Zero trust is the security architecture built for this reality. Its core principle: never trust any connection, whether it originates inside or outside your network, without explicit verification. Every access request must be authenticated, authorised, and encrypted — every time, for every resource.

The zero trust framework operates across three domains. Identity: every user and service account must be strongly authenticated (multi-factor authentication is the minimum), and access must be granted based on the principle of least privilege. The right pattern is just-in-time access — temporary, scoped permissions granted for specific tasks rather than permanent standing access. Device: every device requesting access must meet a security posture baseline — patched operating system, active endpoint protection, full-disk encryption. Non-compliant devices receive reduced access regardless of user identity. Network: micro-segmentation replaces flat network architectures. Resources are grouped into segments with explicit, minimal inter-segment communication policies. A compromised endpoint can access only the resources in its segment, not the entire network.

NIST SP 800-207 provides the authoritative framework for zero trust architecture.

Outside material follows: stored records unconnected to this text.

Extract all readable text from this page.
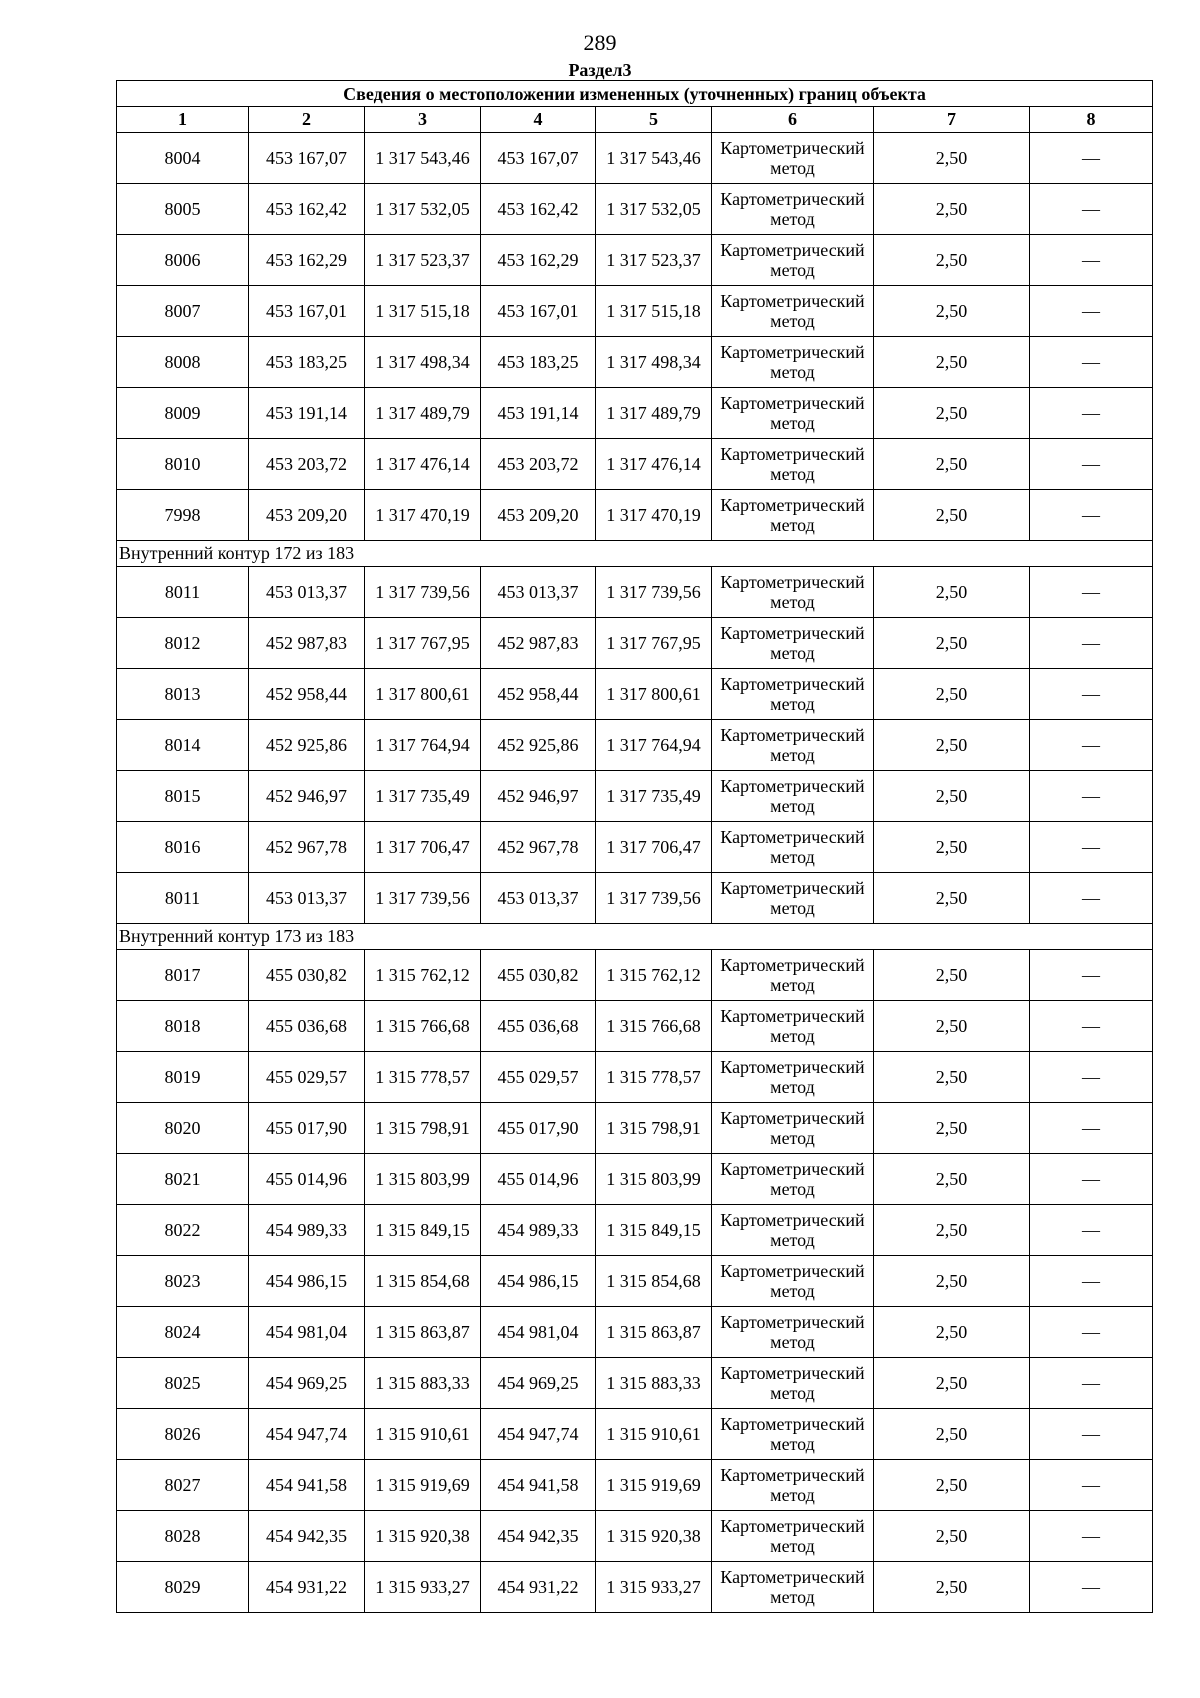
289
Раздел3
Сведения о местоположении измененных (уточненных) границ объекта							
1	2	3	4	5	6	7	8
8004	453 167,07	1 317 543,46	453 167,07	1 317 543,46	Картометрический метод	2,50	—
8005	453 162,42	1 317 532,05	453 162,42	1 317 532,05	Картометрический метод	2,50	—
8006	453 162,29	1 317 523,37	453 162,29	1 317 523,37	Картометрический метод	2,50	—
8007	453 167,01	1 317 515,18	453 167,01	1 317 515,18	Картометрический метод	2,50	—
8008	453 183,25	1 317 498,34	453 183,25	1 317 498,34	Картометрический метод	2,50	—
8009	453 191,14	1 317 489,79	453 191,14	1 317 489,79	Картометрический метод	2,50	—
8010	453 203,72	1 317 476,14	453 203,72	1 317 476,14	Картометрический метод	2,50	—
7998	453 209,20	1 317 470,19	453 209,20	1 317 470,19	Картометрический метод	2,50	—
Внутренний контур 172 из 183							
8011	453 013,37	1 317 739,56	453 013,37	1 317 739,56	Картометрический метод	2,50	—
8012	452 987,83	1 317 767,95	452 987,83	1 317 767,95	Картометрический метод	2,50	—
8013	452 958,44	1 317 800,61	452 958,44	1 317 800,61	Картометрический метод	2,50	—
8014	452 925,86	1 317 764,94	452 925,86	1 317 764,94	Картометрический метод	2,50	—
8015	452 946,97	1 317 735,49	452 946,97	1 317 735,49	Картометрический метод	2,50	—
8016	452 967,78	1 317 706,47	452 967,78	1 317 706,47	Картометрический метод	2,50	—
8011	453 013,37	1 317 739,56	453 013,37	1 317 739,56	Картометрический метод	2,50	—
Внутренний контур 173 из 183							
8017	455 030,82	1 315 762,12	455 030,82	1 315 762,12	Картометрический метод	2,50	—
8018	455 036,68	1 315 766,68	455 036,68	1 315 766,68	Картометрический метод	2,50	—
8019	455 029,57	1 315 778,57	455 029,57	1 315 778,57	Картометрический метод	2,50	—
8020	455 017,90	1 315 798,91	455 017,90	1 315 798,91	Картометрический метод	2,50	—
8021	455 014,96	1 315 803,99	455 014,96	1 315 803,99	Картометрический метод	2,50	—
8022	454 989,33	1 315 849,15	454 989,33	1 315 849,15	Картометрический метод	2,50	—
8023	454 986,15	1 315 854,68	454 986,15	1 315 854,68	Картометрический метод	2,50	—
8024	454 981,04	1 315 863,87	454 981,04	1 315 863,87	Картометрический метод	2,50	—
8025	454 969,25	1 315 883,33	454 969,25	1 315 883,33	Картометрический метод	2,50	—
8026	454 947,74	1 315 910,61	454 947,74	1 315 910,61	Картометрический метод	2,50	—
8027	454 941,58	1 315 919,69	454 941,58	1 315 919,69	Картометрический метод	2,50	—
8028	454 942,35	1 315 920,38	454 942,35	1 315 920,38	Картометрический метод	2,50	—
8029	454 931,22	1 315 933,27	454 931,22	1 315 933,27	Картометрический метод	2,50	—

Microsoft, Palo Alto, and Zscaler each offer commercial platforms implementing different components of zero trust.

The business case for zero trust is strong: significantly reduced breach blast radius (attackers who compromise one credential or device cannot pivot freely through the network), improved audit capability, and a security model that enables remote work, cloud, and BYOD without compromising security. The implementation journey takes eighteen to thirty-six months for most enterprises — start with identity.